UPDATED AT 5:04 P.M.
By Jack Brammer
FRANKFORT – A group of Republican candidates for the state House and Senate called Wednesday for replacing the current pension plan for state lawmakers with a defined contribution plan like a 401-k system.
The change from the current defined benefit plan would start with all new members eligible for legislative pensions, beginning with the class of 2013, said Brian Linder of Dry Ridge, who is in a race with Democrat Wanda Crupper Hammons of Dry Ridge for the 61st House district seat,
He also said all state lawmakers would have the option to enroll in the 401-k-style plan instead of getting direct benefits for legislative pensions.
During a news conference in the Capitol Rotunda, Linder and Chris McDaniel of Taylor, who is in a contest with Democrat James Noll of Villa Hills in the Senate’s 23rd district, said the GOP plan would be the first piece of legislation the GOP freshmen would present in the 2013 General Assembly.
They said the plan would be portable to other places of employment, would allow roll-in contributions from other 401-k plans from previous employers and be subject to all IRS regulations.
It also would end retiree health care as an option for legislative service.
“We believe this action, while a small step, is an important one toward eliminating the most predictable crisis in Kentucky’s history,” McDaniel said.
McDaniel said the pension change could save millions of dollars, depending on the level of participation.
Asked why part-time legislators need a pension, Linder said, “That’s an excellent question.
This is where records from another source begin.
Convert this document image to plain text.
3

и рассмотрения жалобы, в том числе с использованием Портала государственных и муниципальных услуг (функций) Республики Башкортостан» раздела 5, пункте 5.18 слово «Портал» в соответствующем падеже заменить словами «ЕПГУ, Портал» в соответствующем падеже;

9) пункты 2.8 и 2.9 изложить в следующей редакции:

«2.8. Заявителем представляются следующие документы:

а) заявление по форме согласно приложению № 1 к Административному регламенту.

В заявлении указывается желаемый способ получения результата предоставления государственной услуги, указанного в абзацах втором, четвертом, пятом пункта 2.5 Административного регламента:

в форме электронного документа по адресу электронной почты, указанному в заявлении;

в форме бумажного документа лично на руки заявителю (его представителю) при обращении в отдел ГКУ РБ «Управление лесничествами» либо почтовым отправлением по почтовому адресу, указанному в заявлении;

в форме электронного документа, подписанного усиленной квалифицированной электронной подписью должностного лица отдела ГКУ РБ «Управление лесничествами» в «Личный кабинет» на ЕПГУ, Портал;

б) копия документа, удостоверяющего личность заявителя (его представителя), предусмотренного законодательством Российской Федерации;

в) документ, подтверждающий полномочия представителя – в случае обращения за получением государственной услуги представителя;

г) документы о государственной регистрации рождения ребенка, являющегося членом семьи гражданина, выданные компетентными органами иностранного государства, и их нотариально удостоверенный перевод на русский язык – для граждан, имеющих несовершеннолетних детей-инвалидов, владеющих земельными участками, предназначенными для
We have to take small steps to get where we are going.”
McDaniel and Linder said the proposed legislation is backed by a majority of GOP candidates for the General Assembly.
State Rep. David Floyd, R-Bardstown, recently drafted a bill that contains the opt-out provision for incumbent lawmakers while ending pensions for all future lawmakers.
The debate over pensions has become heated in Frankfort because of a shortfall that, by some estimates, could be as much as $30 billion in retirement plans covering lawmakers, teachers, judges, police officers, and other state and local government workers.
Republican staffers identified the candidates at the news conference besides Linder and McDaniel. They were:
House — Max Sturdivant, Don Stosburg, Dalton Jantzen, Regina Webb, Tim Kline, Bill Barron, Nick Simon, Richard Heath, Jason Crockett, Bill Pickerill, Marian Turley.
Senate — Chris McDaniel, Chris Theineman and Frank Haynes.
Kelly Whitaker, a Democrat who is running against Heath in the race for the Second House District in far Western Kentucky, said in a statement that the plan offered by Heath and other Republicans is “nothing more than a cynical attempt to replace the gold-plated pension plan for current legislators with a silver-plated version for new legislators.
“In these tough budgetary times and difficult economy, taxpayers simply cannot afford either the current gold-plated plan or Mr. Heath’s silver-plated version.”
She said she proposed nine months ago a plan that would provide no full-time pensions for part-time legislators.
“I find it disappointing that the first substantive proposal my opponent offers voters is one that feathers his own nest. My opponent’s proposal is more of the same old politics of the past – too many politicians in Frankfort looking out for their own interest rather than the interests of the citizens they swore an oath to represent,” she said.